JIM DAVIS is an MFA candidate at Northwestern University, the editor of North Chicago Review, an award-winning poet & painter, a teacher, coach, public speaker, and an international semi-professional football player. jimdavispoetry.com
Every fifteenth finger of Wild Turkey shoots
Time in the heart.
I am 23, no, 24, ridding myself of fish tacos and whiskey and I
Think of you, blindly, eyes wretched shut, think
Of drawing lace curtain across a window’s breath,
You and the smooth brine of ocean air, forgetting.
I use my sleeve to wipe my chin, hail a taxi, spill in and
Throw my phone out the window, where it floats
Up into the blue fading desires of night; pulverized by dawn.
Every finger-thick link in the chain mirrors
Time in the worst way: locked and fated: if only
I were a birthday cake delivered to a prison…
Think of the chisels I could hide!
Of the afterlife, I wonder, the fraternity of old souls –
You never stumble through equivocation –
I struggle with chisels, sugar-frosted and clumsy, I
Throw my hands in the air. Breathe easy. There are moments
Up here in the hill-tower when I’d rather sit than fall.
*note: this poem is part of a project of acrostic variations, wherein the spine of a poem is created through words, not letters, referencing advertisements, idiom, and other poems. In this case (Every time I think of you I Throw Up) is from an overheard subway cell-phone conversation.

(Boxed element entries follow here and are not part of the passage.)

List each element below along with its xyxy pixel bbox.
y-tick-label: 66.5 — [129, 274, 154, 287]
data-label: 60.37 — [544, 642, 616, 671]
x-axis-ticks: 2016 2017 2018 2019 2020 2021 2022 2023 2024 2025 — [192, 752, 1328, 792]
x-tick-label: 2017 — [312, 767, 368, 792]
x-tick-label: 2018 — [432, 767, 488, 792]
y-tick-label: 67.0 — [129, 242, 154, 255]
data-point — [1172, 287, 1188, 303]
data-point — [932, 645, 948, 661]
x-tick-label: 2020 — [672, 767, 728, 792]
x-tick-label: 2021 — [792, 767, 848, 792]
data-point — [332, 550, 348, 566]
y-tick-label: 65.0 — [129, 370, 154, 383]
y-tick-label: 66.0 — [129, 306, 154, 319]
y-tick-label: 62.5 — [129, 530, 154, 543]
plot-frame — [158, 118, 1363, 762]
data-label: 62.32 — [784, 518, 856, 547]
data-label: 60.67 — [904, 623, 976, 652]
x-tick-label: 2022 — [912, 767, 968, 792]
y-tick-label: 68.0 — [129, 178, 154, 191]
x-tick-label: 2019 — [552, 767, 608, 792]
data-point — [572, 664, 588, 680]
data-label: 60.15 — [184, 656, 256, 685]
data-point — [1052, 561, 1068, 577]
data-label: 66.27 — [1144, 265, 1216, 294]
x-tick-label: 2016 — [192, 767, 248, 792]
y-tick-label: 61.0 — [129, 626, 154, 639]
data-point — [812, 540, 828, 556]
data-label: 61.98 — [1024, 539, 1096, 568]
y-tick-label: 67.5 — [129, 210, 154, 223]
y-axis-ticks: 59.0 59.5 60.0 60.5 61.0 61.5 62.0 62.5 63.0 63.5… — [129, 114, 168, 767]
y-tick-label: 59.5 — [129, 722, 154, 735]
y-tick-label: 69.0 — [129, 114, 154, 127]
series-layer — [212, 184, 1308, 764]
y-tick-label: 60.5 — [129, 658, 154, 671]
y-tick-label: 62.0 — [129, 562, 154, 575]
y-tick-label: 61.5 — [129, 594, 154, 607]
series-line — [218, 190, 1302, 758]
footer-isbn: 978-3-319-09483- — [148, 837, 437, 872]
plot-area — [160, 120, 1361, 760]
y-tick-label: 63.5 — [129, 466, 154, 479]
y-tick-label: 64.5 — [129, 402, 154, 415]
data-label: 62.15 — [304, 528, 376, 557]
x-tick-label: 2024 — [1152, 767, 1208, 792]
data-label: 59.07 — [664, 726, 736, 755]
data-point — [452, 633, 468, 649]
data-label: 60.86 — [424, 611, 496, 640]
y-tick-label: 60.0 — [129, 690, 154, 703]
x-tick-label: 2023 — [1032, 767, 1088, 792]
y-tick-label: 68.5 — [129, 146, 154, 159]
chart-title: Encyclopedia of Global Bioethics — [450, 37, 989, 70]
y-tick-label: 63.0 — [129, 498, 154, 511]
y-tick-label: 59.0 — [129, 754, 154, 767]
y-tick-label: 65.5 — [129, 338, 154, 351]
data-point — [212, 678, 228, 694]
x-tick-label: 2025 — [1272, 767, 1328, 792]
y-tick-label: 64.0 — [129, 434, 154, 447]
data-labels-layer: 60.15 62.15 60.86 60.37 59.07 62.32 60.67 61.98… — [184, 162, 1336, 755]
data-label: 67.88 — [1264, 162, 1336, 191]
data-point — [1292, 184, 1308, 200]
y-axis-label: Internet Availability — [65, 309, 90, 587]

The Best Poem I Have Ever Written
Each morning, well, on the mornings I wake
in time to find the dawn beginning to beat
the mild rhythm of early summer, I read and take notes
and read and finally write what is, daily, the best poem I have
ever written. Sound of snoring for the other room. The dog
is lying in a patch of sun and I am tired of writing
about her death before she has died. I will lie
next to her, later, once I’ve written the best poem I have
ever written, she’s the only one whom I can nuzzle up to
with a combination of coffee and morning breath. There is struggle
on days like today, to leave the Canada goose figurine
standing proud beneath the side table – where a photograph
of my grandmother touching the shoulder of her mother
in the only manner those chubby digits would have been able, gently
yellows in its frame – unacknowledged, that goose who was hers,
saved from the vacation home on a Wisconsin lake, before it was sold
and remodeled into, so I’ve been told, something worse – not quite
what we were used to. And it’s possible, of course, that although
winds have spread umbrellas of dandelion seed to the ends of the yard,
that this is not the best poem ever written, but the best poem I have
to tell. Anything that crosses my path in growing warmth is worthy:
the flowering tree surrendering to standard green, thickening
with the season, the shudder of a mockingbird bathing in dust,
and that Canada goose, without whom this would be a poem
like any other – carved of heavy black walnut, hand painted,
every feather featuring the added texture of wood grain,
the downturned tail, the shut beak, and that long, ringable neck –
which belonged to my grandmother. I wonder if she,
in her yellowing pose, was asked to place her tiny hand
upon her mother’s shoulder, or if the human grace within
drew its tender handle on the moment. It’s not the same grace
which led her to serve the public, donate a lifetime
in schools of the blind, or find herself, on similar mornings
writing reflections in the margins of French-impressionist texts.
No, it’s far simpler than that – closer, perhaps, to the impulse
of a man with a chisel and brush, to create. Wonder of a child,
a touch, and the slight upturned corner of a smile just like mine.